Marketing is not capable of becoming a unifying function either. One that achieves the commitment and orderly action of the rest of the organizational functions towards common purposes. And this, of course, is the typical case for techniques. They are intended to complement and cannot be effective in constituting the whole.

In this inappropriate and dysfunctional work scheme, the Administration continues to use its syncretism to feed without pause a Marketing approach that is not perfected. In appearance, Marketing continues to evolve, but in many cases it continues to move away from its foundation, its mission of support and the effectiveness that is guaranteed in it.

Now, the most dangerous aspect of this reality is that the misunderstood pre-eminence of Marketing, notably affects the Strategy. As Marketing momentum grows, attention to Strategy dwindles. While the focus is on Marketing, that which is paramount to the Strategy declines. While Marketing is done, Strategy is often not done.

It is clear that Marketing must be included in the Strategy, but in the effort to incorporate the Strategy among Marketing interests, the solidity of the Business is irretrievably eroded.

And at this point there is no doubt: everything that affects the Business affects the very existence of the Organization.

The responsibility for this state of affairs is not Marketing, it belongs to the Administration. This must make a turn, sooner rather than later, towards the origin and power of certain concepts. You should stop or postpone the syncretic exercise a little or at least you should orient it towards the knowledge that best supports the development of the concepts. There is much that the Administration still has to do in understanding the phenomenology and dynamics of the Organization, much to optimize its approaches and government policies of the Bureaucracy and above all, much to do to effectively engage with the interests of the Business.
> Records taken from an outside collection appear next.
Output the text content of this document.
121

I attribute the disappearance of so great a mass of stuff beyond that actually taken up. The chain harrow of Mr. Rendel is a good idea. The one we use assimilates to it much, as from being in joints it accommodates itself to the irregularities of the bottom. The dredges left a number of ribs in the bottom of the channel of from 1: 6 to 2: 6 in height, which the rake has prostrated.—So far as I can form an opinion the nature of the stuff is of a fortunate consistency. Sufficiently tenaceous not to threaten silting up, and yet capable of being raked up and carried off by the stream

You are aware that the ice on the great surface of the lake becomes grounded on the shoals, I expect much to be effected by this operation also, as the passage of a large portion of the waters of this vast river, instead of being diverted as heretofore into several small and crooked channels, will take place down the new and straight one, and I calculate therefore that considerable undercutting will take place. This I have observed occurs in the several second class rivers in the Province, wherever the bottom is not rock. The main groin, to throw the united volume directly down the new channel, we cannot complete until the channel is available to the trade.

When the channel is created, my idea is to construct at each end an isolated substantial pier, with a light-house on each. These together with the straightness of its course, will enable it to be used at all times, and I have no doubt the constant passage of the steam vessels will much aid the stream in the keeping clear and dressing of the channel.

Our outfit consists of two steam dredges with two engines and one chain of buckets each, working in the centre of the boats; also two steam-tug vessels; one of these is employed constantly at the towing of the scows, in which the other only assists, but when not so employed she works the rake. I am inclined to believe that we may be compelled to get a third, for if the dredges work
In this way, syncretism will continue to be a great support for the Administration, but somewhat more distant from the dangerous point that borders on "utilitarianism" and gnoseological comfort.
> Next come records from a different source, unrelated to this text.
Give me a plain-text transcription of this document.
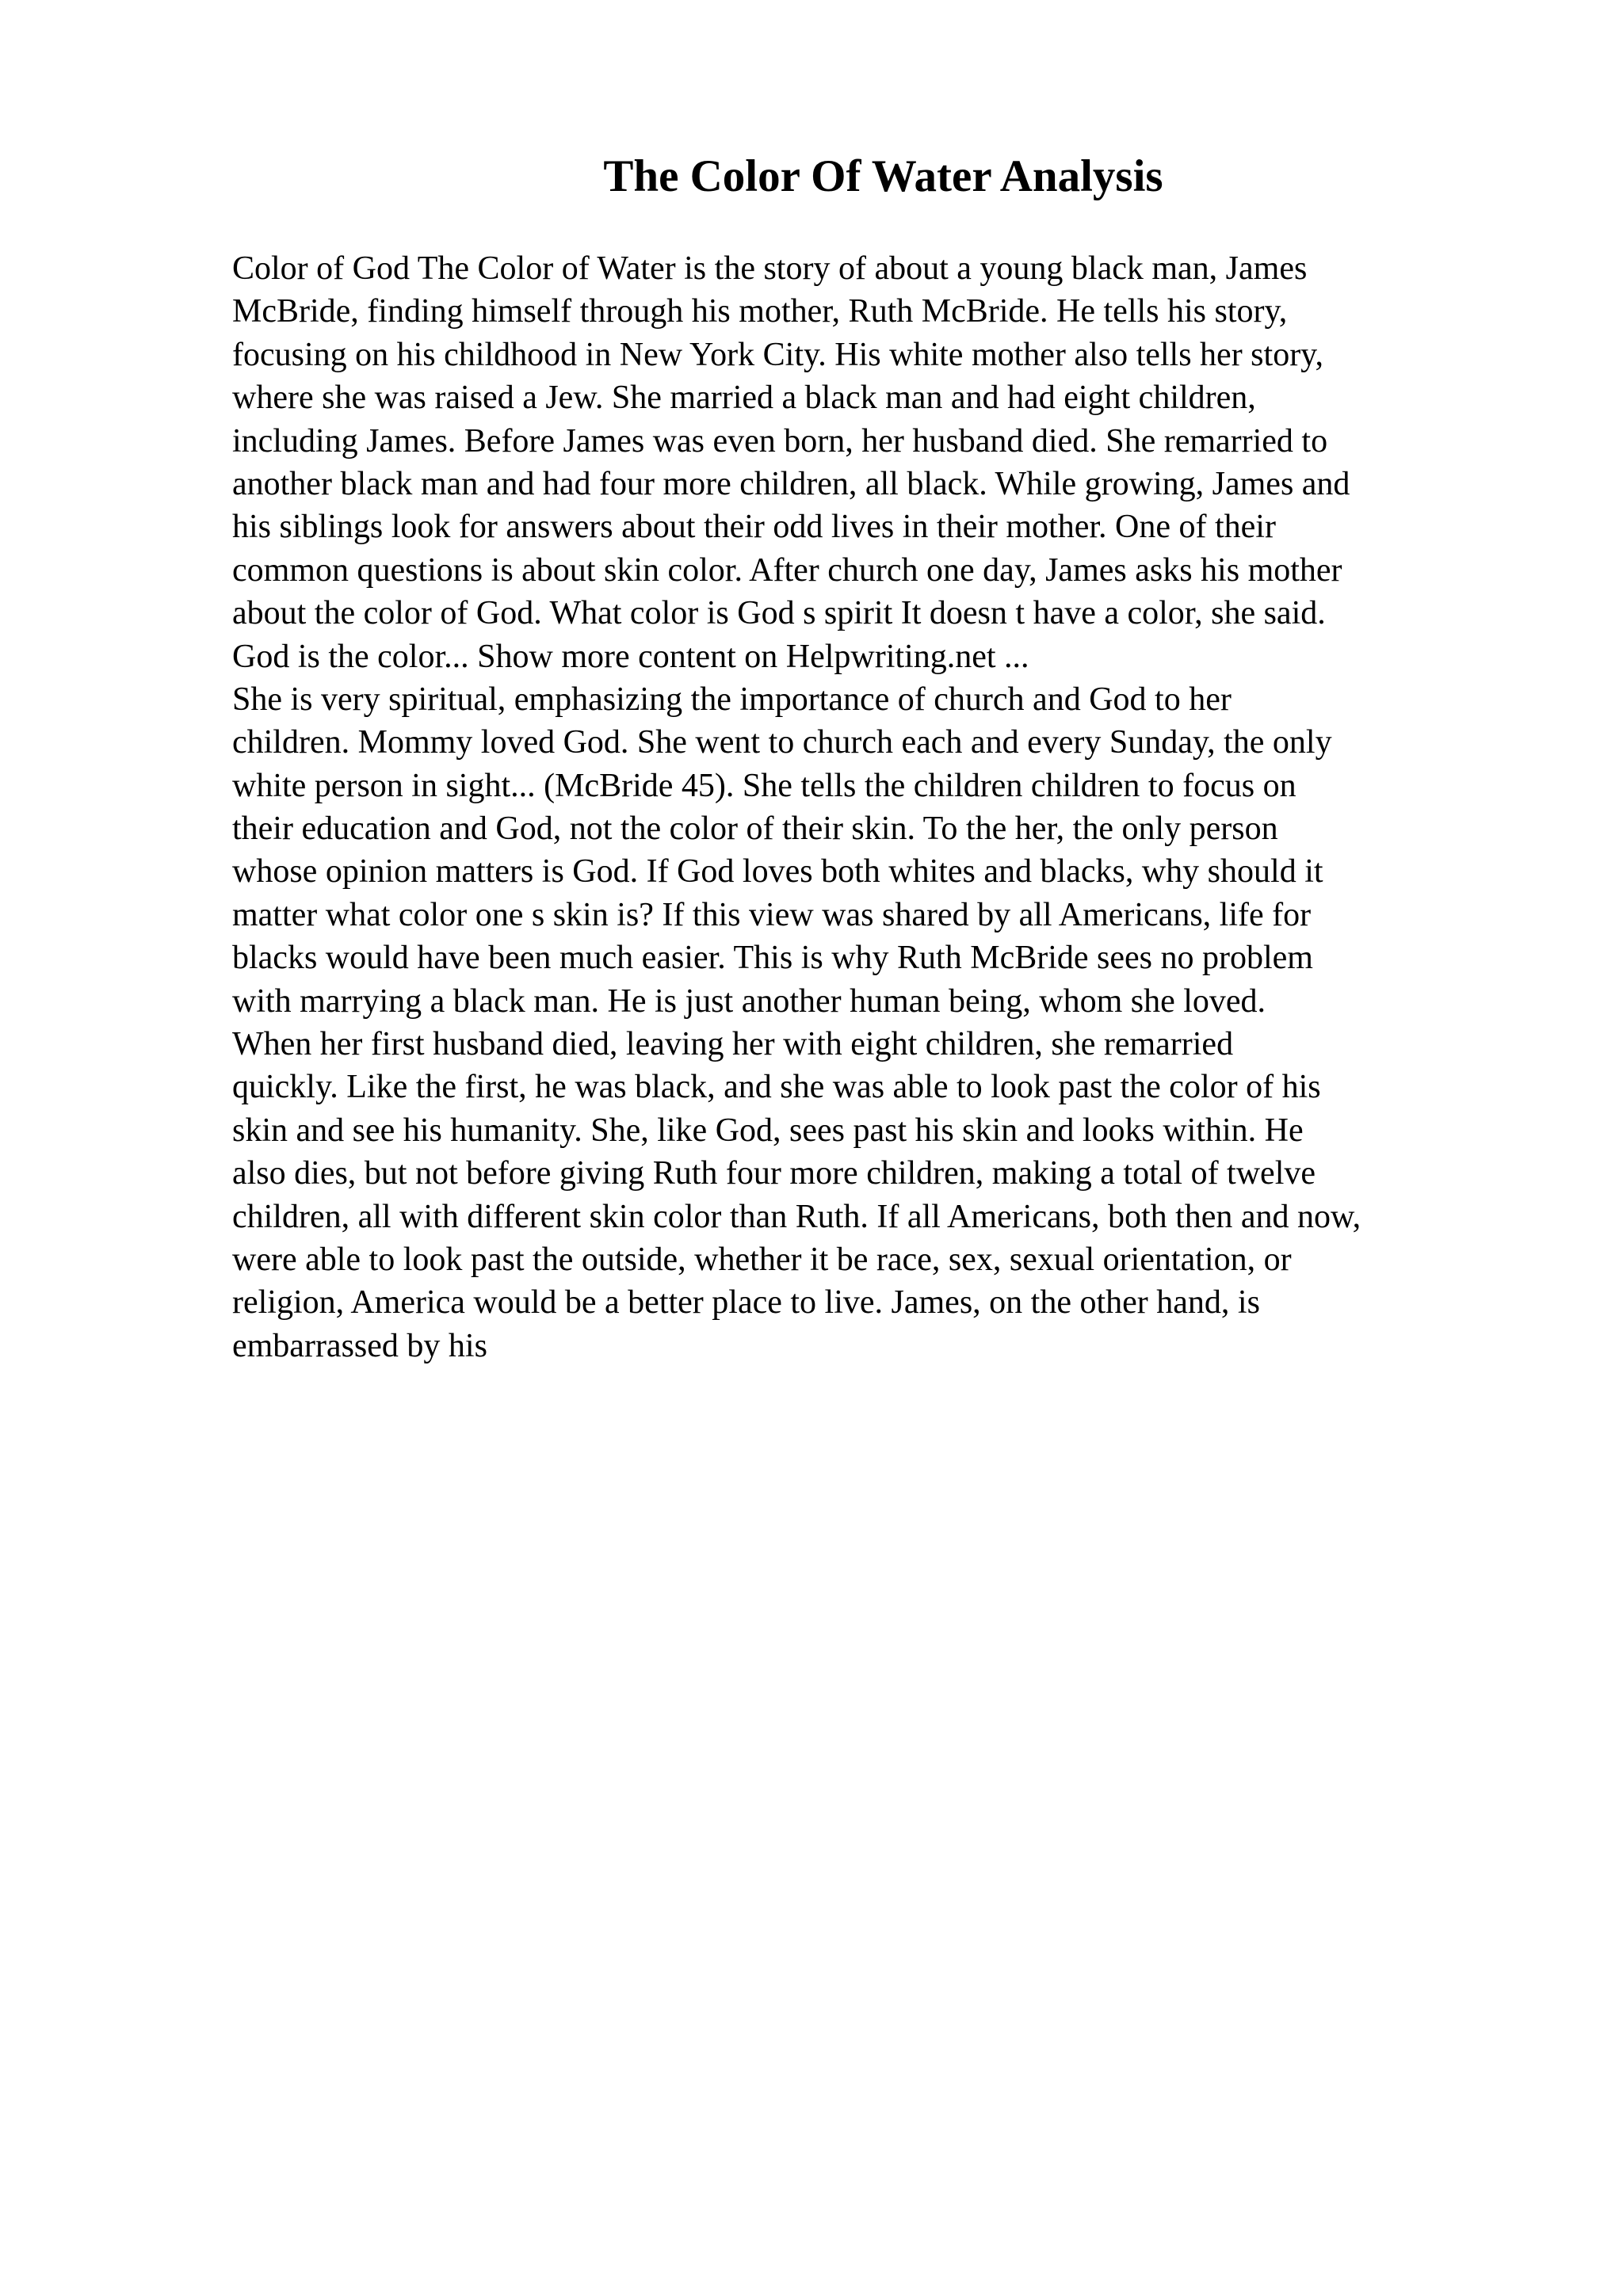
The Color Of Water Analysis
Color of God The Color of Water is the story of about a young black man, James
McBride, finding himself through his mother, Ruth McBride. He tells his story,
focusing on his childhood in New York City. His white mother also tells her story,
where she was raised a Jew. She married a black man and had eight children,
including James. Before James was even born, her husband died. She remarried to
another black man and had four more children, all black. While growing, James and
his siblings look for answers about their odd lives in their mother. One of their
common questions is about skin color. After church one day, James asks his mother
about the color of God. What color is God s spirit It doesn t have a color, she said.
God is the color... Show more content on Helpwriting.net ...
She is very spiritual, emphasizing the importance of church and God to her
children. Mommy loved God. She went to church each and every Sunday, the only
white person in sight... (McBride 45). She tells the children children to focus on
their education and God, not the color of their skin. To the her, the only person
whose opinion matters is God. If God loves both whites and blacks, why should it
matter what color one s skin is? If this view was shared by all Americans, life for
blacks would have been much easier. This is why Ruth McBride sees no problem
with marrying a black man. He is just another human being, whom she loved.
When her first husband died, leaving her with eight children, she remarried
quickly. Like the first, he was black, and she was able to look past the color of his
skin and see his humanity. She, like God, sees past his skin and looks within. He
also dies, but not before giving Ruth four more children, making a total of twelve
children, all with different skin color than Ruth. If all Americans, both then and now,
were able to look past the outside, whether it be race, sex, sexual orientation, or
religion, America would be a better place to live. James, on the other hand, is
embarrassed by his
Marketing is an invaluable set of techniques that greatly helps the effectiveness of the Strategy. Without well-supported knowledge of Marketing and the application of its techniques, the Organization suffers from a severe competitive disadvantage.

In supporting Sales lies the strength of Marketing. In its proper inclusion in the Strategy lies its value.

Now there is a lot of "marketing" behind Marketing itself, and this is not necessary.

On the Strategy rests the great responsibility for the health of organizations in this new era of great “externalities”.

The nature of the Conflict for organizations will inevitably evolve in terms of complexity. Few advance a different prediction. Ahead you can only expect more turbulence.

The dynamic tension that characterizes the relationship of the Organization with its environment, transits the very limits of breaking the balance. The environment is getting bigger and more powerful. The Organization needs to use every ounce of effort that its structure can provide. And the most intelligent mechanism that man has created to achieve this is not Marketing, it is Strategy.